Andrew Cornell Robinson

Bio | Statement | Resume | Bibliography


Andrew Cornell Robinson is a contemporary artist who creates sculptural assemblages comprised of ceramic and mixed media juxtaposed with expressive prints and paintings that coalesce in works alluding to myth, ritual and memory. He creates objects and images with a rich attention to materiality coupled with narratives that explore relationships, power inequities and personal histories. His work is often based on memories from his childhood or on historical subject matter that he revises through the artifacts that he creates.

Robinson’s latest project, translates his interests in revisionist histories, mythology and memory through a series of tableaux comprised of paintings, prints and ceramics that explore secular shrines and reliquaries.

He studied ceramic sculpture at the Glasgow School of Art and the Maryland Institute College of Art where he received a BFA. He was awarded an MFA from the School of Visual Arts, where he became interested with the intersection of memory, identity, politics and power.

He has been featured in many publications including Sculpture Magazine, Huffington Post, Hyperallergic, Art Info, et al. He has participated in curatorial and research projects and was a participating artist in Debtfair a project in the 2017 Whitney Biennial. Robinson has also worked on collaborations with designers such as Donna Karan’s Urban Zen project where his work in ceramics led to workshops with artisans in Haiti and the creation of a ceramic studio in Port au Prince. He is currently working with The Powerhouse Workshop and their design team from the Pritzker-prize winning architecture firm Herzog & de Meuron in the design and development of a contemporary industrial fabrication center established to serve the working needs of artists in New York City.

Robinson received an Edward F. Albee fellowship residency. He was a visiting artist in Port Au Prince, Haiti and a resident artist at the Agastya Foundation, in Bangalore, India. He is the recipient of the Urban Glass Merit Scholarship, and several grants for his work in the arts. He is a member of the faculty at Parsons School of Design and Greenwich House Pottery in New York City. His work has been presented extensively throughout the world with the Anna Kustera Gallery, David & Schweitzer Contemporary, Christopher Stout Gallery, Joyce Goldstein Gallery, Baltimore Contemporary Museum of Art (Maryland), Ross Art Museum (Ohio), the Crafts Council (United Kingdom) and many more. He will have a solo exhibition, opening at Saint Joseph’s University in Philadelphia, in December 2017.

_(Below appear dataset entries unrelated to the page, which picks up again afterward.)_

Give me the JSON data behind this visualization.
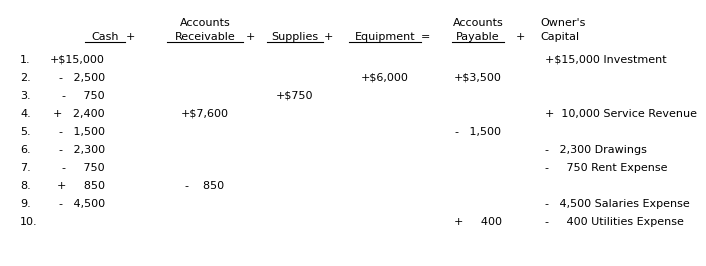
{
  "rows": [
    {
      "num": "1.",
      "cash": "+$15,000",
      "ar": "",
      "sup": "",
      "equip": "",
      "ap": "",
      "oe": "+$15,000 Investment"
    },
    {
      "num": "2.",
      "cash": "-   2,500",
      "ar": "",
      "sup": "",
      "equip": "+$6,000",
      "ap": "+$3,500",
      "oe": ""
    },
    {
      "num": "3.",
      "cash": "-     750",
      "ar": "",
      "sup": "+$750",
      "equip": "",
      "ap": "",
      "oe": ""
    },
    {
      "num": "4.",
      "cash": "+   2,400",
      "ar": "+$7,600",
      "sup": "",
      "equip": "",
      "ap": "",
      "oe": "+  10,000 Service Revenue"
    },
    {
      "num": "5.",
      "cash": "-   1,500",
      "ar": "",
      "sup": "",
      "equip": "",
      "ap": "-   1,500",
      "oe": ""
    },
    {
      "num": "6.",
      "cash": "-   2,300",
      "ar": "",
      "sup": "",
      "equip": "",
      "ap": "",
      "oe": "-   2,300 Drawings"
    },
    {
      "num": "7.",
      "cash": "-     750",
      "ar": "",
      "sup": "",
      "equip": "",
      "ap": "",
      "oe": "-     750 Rent Expense"
    },
    {
      "num": "8.",
      "cash": "+     850",
      "ar": "-    850",
      "sup": "",
      "equip": "",
      "ap": "",
      "oe": ""
    },
    {
      "num": "9.",
      "cash": "-   4,500",
      "ar": "",
      "sup": "",
      "equip": "",
      "ap": "",
      "oe": "-   4,500 Salaries Expense"
    },
    {
      "num": "10.",
      "cash": "",
      "ar": "",
      "sup": "",
      "equip": "",
      "ap": "+     400",
      "oe": "-     400 Utilities Expense"
    }
  ],
  "bg_color": "#ffffff",
  "text_color": "#000000"
}
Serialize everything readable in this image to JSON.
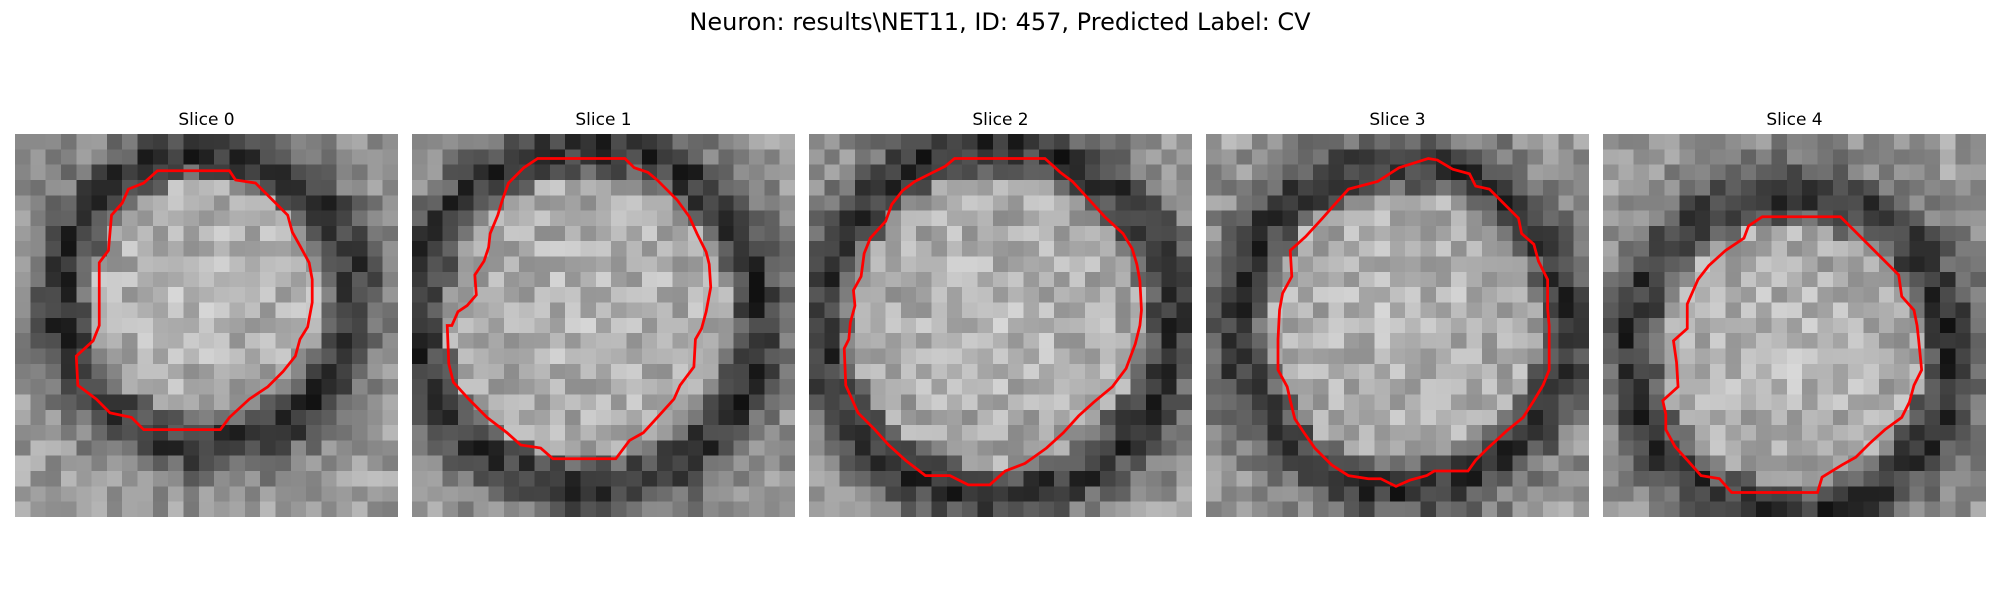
{
  "figure": {
    "title": "Neuron: results\\NET11, ID: 457, Predicted Label: CV"
  },
  "contour_color": "#ff0000",
  "grid_size": 25,
  "panels": [
    {
      "title": "Slice 0",
      "seed": 11,
      "contour": [
        [
          9.3,
          2.4
        ],
        [
          14,
          2.4
        ],
        [
          14.4,
          3
        ],
        [
          15.7,
          3.2
        ],
        [
          16.8,
          4.3
        ],
        [
          17.8,
          5.3
        ],
        [
          18.1,
          6.4
        ],
        [
          18.6,
          7.3
        ],
        [
          19.2,
          8.4
        ],
        [
          19.4,
          9.5
        ],
        [
          19.4,
          11
        ],
        [
          19.1,
          12.6
        ],
        [
          18.6,
          13.4
        ],
        [
          18.3,
          14.5
        ],
        [
          17.5,
          15.5
        ],
        [
          16.5,
          16.5
        ],
        [
          15.3,
          17.3
        ],
        [
          14,
          18.5
        ],
        [
          13.4,
          19.3
        ],
        [
          8.4,
          19.3
        ],
        [
          7.6,
          18.5
        ],
        [
          6.2,
          18.2
        ],
        [
          5.3,
          17.3
        ],
        [
          4.1,
          16.4
        ],
        [
          4,
          14.5
        ],
        [
          5.1,
          13.5
        ],
        [
          5.5,
          12.5
        ],
        [
          5.5,
          8.4
        ],
        [
          6.1,
          7.6
        ],
        [
          6.3,
          5.3
        ],
        [
          7,
          4.5
        ],
        [
          7.4,
          3.6
        ],
        [
          8.4,
          3.2
        ]
      ],
      "dark_ring": {
        "cx": 12.5,
        "cy": 10.8,
        "r": 9.6
      }
    },
    {
      "title": "Slice 1",
      "seed": 23,
      "contour": [
        [
          8.2,
          1.6
        ],
        [
          13.9,
          1.6
        ],
        [
          14.5,
          2.2
        ],
        [
          15.4,
          2.5
        ],
        [
          16,
          3
        ],
        [
          17.3,
          4.3
        ],
        [
          18.1,
          5.4
        ],
        [
          18.6,
          6.5
        ],
        [
          19.2,
          7.7
        ],
        [
          19.4,
          8.5
        ],
        [
          19.5,
          10
        ],
        [
          19.2,
          11.6
        ],
        [
          18.9,
          12.7
        ],
        [
          18.5,
          13.4
        ],
        [
          18.4,
          15.2
        ],
        [
          17.5,
          16.4
        ],
        [
          17.1,
          17.3
        ],
        [
          16.2,
          18.3
        ],
        [
          15.1,
          19.5
        ],
        [
          14.2,
          20
        ],
        [
          13.3,
          21.2
        ],
        [
          9.2,
          21.2
        ],
        [
          8.4,
          20.5
        ],
        [
          7.1,
          20.3
        ],
        [
          6.2,
          19.5
        ],
        [
          4.9,
          18.5
        ],
        [
          3.7,
          17.3
        ],
        [
          2.7,
          16.2
        ],
        [
          2.4,
          15
        ],
        [
          2.3,
          12.5
        ],
        [
          2.6,
          12.5
        ],
        [
          3,
          11.6
        ],
        [
          3.6,
          11.2
        ],
        [
          4.2,
          10.5
        ],
        [
          4.1,
          9.2
        ],
        [
          4.7,
          8.3
        ],
        [
          5,
          7.4
        ],
        [
          5.1,
          6.5
        ],
        [
          5.6,
          5.3
        ],
        [
          5.9,
          4.3
        ],
        [
          6.3,
          3.2
        ],
        [
          7.3,
          2.2
        ]
      ],
      "dark_ring": {
        "cx": 11.5,
        "cy": 12,
        "r": 11.2
      }
    },
    {
      "title": "Slice 2",
      "seed": 37,
      "contour": [
        [
          9.5,
          1.6
        ],
        [
          15.4,
          1.6
        ],
        [
          16.4,
          2.5
        ],
        [
          17.2,
          3.1
        ],
        [
          18.3,
          4.3
        ],
        [
          19.3,
          5.4
        ],
        [
          20.5,
          6.5
        ],
        [
          21.1,
          7.5
        ],
        [
          21.4,
          8.5
        ],
        [
          21.6,
          9.6
        ],
        [
          21.7,
          11.5
        ],
        [
          21.6,
          12.5
        ],
        [
          21.3,
          13.7
        ],
        [
          20.7,
          15.3
        ],
        [
          19.8,
          16.5
        ],
        [
          18.6,
          17.5
        ],
        [
          17.6,
          18.4
        ],
        [
          16.6,
          19.5
        ],
        [
          15.5,
          20.5
        ],
        [
          14.1,
          21.5
        ],
        [
          12.8,
          22
        ],
        [
          11.8,
          22.9
        ],
        [
          10.4,
          22.9
        ],
        [
          9.2,
          22.3
        ],
        [
          7.6,
          22.3
        ],
        [
          6.3,
          21.3
        ],
        [
          5.2,
          20.3
        ],
        [
          4.3,
          19.3
        ],
        [
          3.2,
          18.2
        ],
        [
          2.8,
          17.3
        ],
        [
          2.4,
          16.4
        ],
        [
          2.3,
          14
        ],
        [
          2.6,
          13.4
        ],
        [
          2.7,
          12.3
        ],
        [
          3,
          11.2
        ],
        [
          2.9,
          10.2
        ],
        [
          3.4,
          9.3
        ],
        [
          3.6,
          7.8
        ],
        [
          4,
          6.8
        ],
        [
          5,
          5.7
        ],
        [
          5.4,
          4.6
        ],
        [
          6.1,
          3.7
        ],
        [
          6.9,
          3.1
        ],
        [
          8.1,
          2.5
        ],
        [
          8.9,
          2.1
        ]
      ],
      "dark_ring": {
        "cx": 12.2,
        "cy": 12.2,
        "r": 11.5
      }
    },
    {
      "title": "Slice 3",
      "seed": 41,
      "contour": [
        [
          14.5,
          1.6
        ],
        [
          15.1,
          1.7
        ],
        [
          16.1,
          2.3
        ],
        [
          17.2,
          2.6
        ],
        [
          17.6,
          3.4
        ],
        [
          18.5,
          3.6
        ],
        [
          20.4,
          5.5
        ],
        [
          20.6,
          6.5
        ],
        [
          21.4,
          7.2
        ],
        [
          21.7,
          8.3
        ],
        [
          22.3,
          9.5
        ],
        [
          22.3,
          11.4
        ],
        [
          22.4,
          12.5
        ],
        [
          22.4,
          15.4
        ],
        [
          22,
          16.4
        ],
        [
          21.4,
          17.4
        ],
        [
          20.7,
          18.5
        ],
        [
          19.6,
          19.4
        ],
        [
          18.4,
          20.5
        ],
        [
          17.6,
          21.3
        ],
        [
          17.1,
          22
        ],
        [
          14.9,
          22
        ],
        [
          14.4,
          22.3
        ],
        [
          13.3,
          22.6
        ],
        [
          12.4,
          23
        ],
        [
          11.4,
          22.5
        ],
        [
          10.6,
          22.5
        ],
        [
          9.3,
          22.3
        ],
        [
          8.2,
          21.6
        ],
        [
          7.1,
          20.5
        ],
        [
          6.4,
          19.5
        ],
        [
          5.8,
          18.6
        ],
        [
          5.5,
          17.4
        ],
        [
          5.3,
          16.5
        ],
        [
          4.7,
          15.4
        ],
        [
          4.7,
          13.4
        ],
        [
          4.8,
          11.5
        ],
        [
          5,
          10.4
        ],
        [
          5.6,
          9.3
        ],
        [
          5.5,
          7.6
        ],
        [
          6.5,
          6.7
        ],
        [
          7.6,
          5.5
        ],
        [
          8.4,
          4.6
        ],
        [
          9.3,
          3.6
        ],
        [
          11.2,
          3.1
        ],
        [
          12.6,
          2.2
        ]
      ],
      "dark_ring": {
        "cx": 12.8,
        "cy": 12.5,
        "r": 10.8
      }
    },
    {
      "title": "Slice 4",
      "seed": 53,
      "contour": [
        [
          10.4,
          5.4
        ],
        [
          15.5,
          5.4
        ],
        [
          16.4,
          6.3
        ],
        [
          17.5,
          7.4
        ],
        [
          18.4,
          8.3
        ],
        [
          19.3,
          9.2
        ],
        [
          19.5,
          10.6
        ],
        [
          20.3,
          11.5
        ],
        [
          20.5,
          12.5
        ],
        [
          20.6,
          13.4
        ],
        [
          20.8,
          15.4
        ],
        [
          20.3,
          16.4
        ],
        [
          20,
          17.5
        ],
        [
          19.5,
          18.5
        ],
        [
          18.4,
          19.3
        ],
        [
          17.4,
          20.2
        ],
        [
          16.5,
          21.1
        ],
        [
          15.6,
          21.6
        ],
        [
          14.3,
          22.4
        ],
        [
          14,
          23.4
        ],
        [
          8.4,
          23.4
        ],
        [
          7.6,
          22.5
        ],
        [
          6.4,
          22.3
        ],
        [
          5.6,
          21.4
        ],
        [
          4.7,
          20.4
        ],
        [
          4.1,
          19.3
        ],
        [
          4.1,
          18.3
        ],
        [
          3.9,
          17.4
        ],
        [
          4.9,
          16.5
        ],
        [
          4.8,
          14.9
        ],
        [
          4.6,
          13.5
        ],
        [
          5.5,
          12.7
        ],
        [
          5.5,
          11.1
        ],
        [
          6.2,
          9.5
        ],
        [
          6.9,
          8.6
        ],
        [
          8,
          7.6
        ],
        [
          9.2,
          6.8
        ],
        [
          9.5,
          6
        ]
      ],
      "dark_ring": {
        "cx": 12.3,
        "cy": 14.4,
        "r": 10.5
      }
    }
  ]
}
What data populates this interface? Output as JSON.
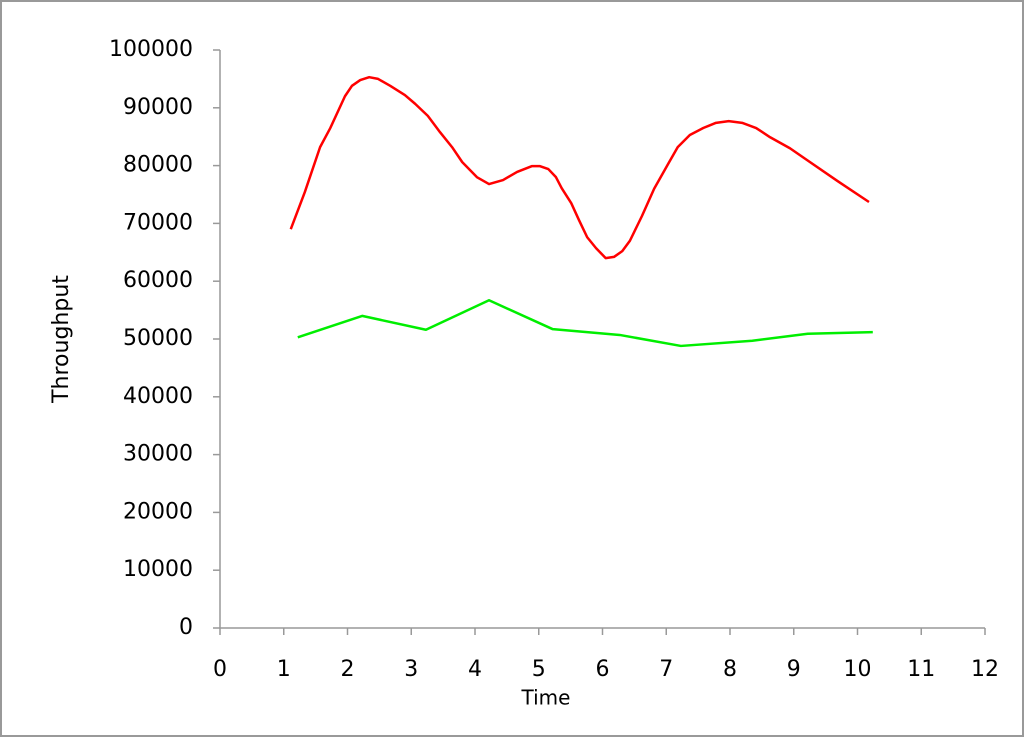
{
  "chart_data": {
    "type": "line",
    "xlabel": "Time",
    "ylabel": "Throughput",
    "xlim": [
      0,
      12
    ],
    "xticks": [
      0,
      1,
      2,
      3,
      4,
      5,
      6,
      7,
      8,
      9,
      10,
      11,
      12
    ],
    "ylim": [
      0,
      100000
    ],
    "yticks": [
      0,
      10000,
      20000,
      30000,
      40000,
      50000,
      60000,
      70000,
      80000,
      90000,
      100000
    ],
    "series": [
      {
        "color": "#ff0000",
        "x": [
          1.11,
          1.33,
          1.57,
          1.73,
          1.96,
          2.07,
          2.2,
          2.34,
          2.48,
          2.67,
          2.9,
          3.06,
          3.26,
          3.45,
          3.64,
          3.8,
          4.03,
          4.22,
          4.44,
          4.66,
          4.89,
          5.02,
          5.15,
          5.27,
          5.36,
          5.51,
          5.63,
          5.76,
          5.9,
          6.05,
          6.18,
          6.31,
          6.43,
          6.62,
          6.81,
          7.03,
          7.18,
          7.37,
          7.58,
          7.78,
          7.98,
          8.19,
          8.41,
          8.63,
          8.94,
          9.19,
          9.69,
          10.18
        ],
        "values": [
          69000,
          75400,
          83200,
          86500,
          92000,
          93800,
          94800,
          95300,
          95000,
          93800,
          92200,
          90700,
          88600,
          85800,
          83200,
          80600,
          78000,
          76800,
          77500,
          78900,
          79900,
          79900,
          79400,
          78000,
          76100,
          73500,
          70600,
          67600,
          65700,
          64000,
          64200,
          65200,
          67000,
          71300,
          76000,
          80300,
          83200,
          85300,
          86500,
          87400,
          87700,
          87400,
          86500,
          84900,
          83000,
          81100,
          77300,
          73700
        ]
      },
      {
        "color": "#00ee00",
        "x": [
          1.22,
          2.23,
          3.23,
          4.22,
          5.22,
          6.27,
          7.23,
          8.35,
          9.22,
          10.24
        ],
        "values": [
          50300,
          54000,
          51600,
          56700,
          51700,
          50700,
          48800,
          49700,
          50900,
          51200
        ]
      }
    ]
  }
}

Robinson lives and works in New York City.

About the Work

Robinson creates ceramic, sculpture and mixed media objects and images that examine memory in order to re-envision both personal and historical stories. His work is often focused on the queer and peculiar within the context of forms that include reliquaries and memento mori artifacts. In carefully researching and creating rich narratives and personae represented by a network of images and objects, Robinson aims to engage the ways we understand historical memory and our place in it.

"Hidden narratives have always been important to me in creating visual art. Narrative structures and devices inform my visual thinking and have led to an underlying system designed to create visual as well as conceptual connections between the artifacts that I create.
Recently I have become interested in coded languages such as Polari, an innuendo fueled English slang language used primarily (although not exclusively) by gay men in the United Kingdom between the 1920's and the 1970's although it's history and etymology can be traced further into the past. It fell out of use after the partial decriminalization of homosexuality in England and Wales in 1967. This 'lost language of gay men' served simultaneously as disguise and identification, when mere existence in the United Kingdom and beyond was punishable with imprisonment and public disgrace. Polari was a form of resistance, a way of queering language, and the expression of a shared culture and identity. Transforming craft materials, artifacts and narratives by speaking through codes and abstraction underlines some of the themes within my work."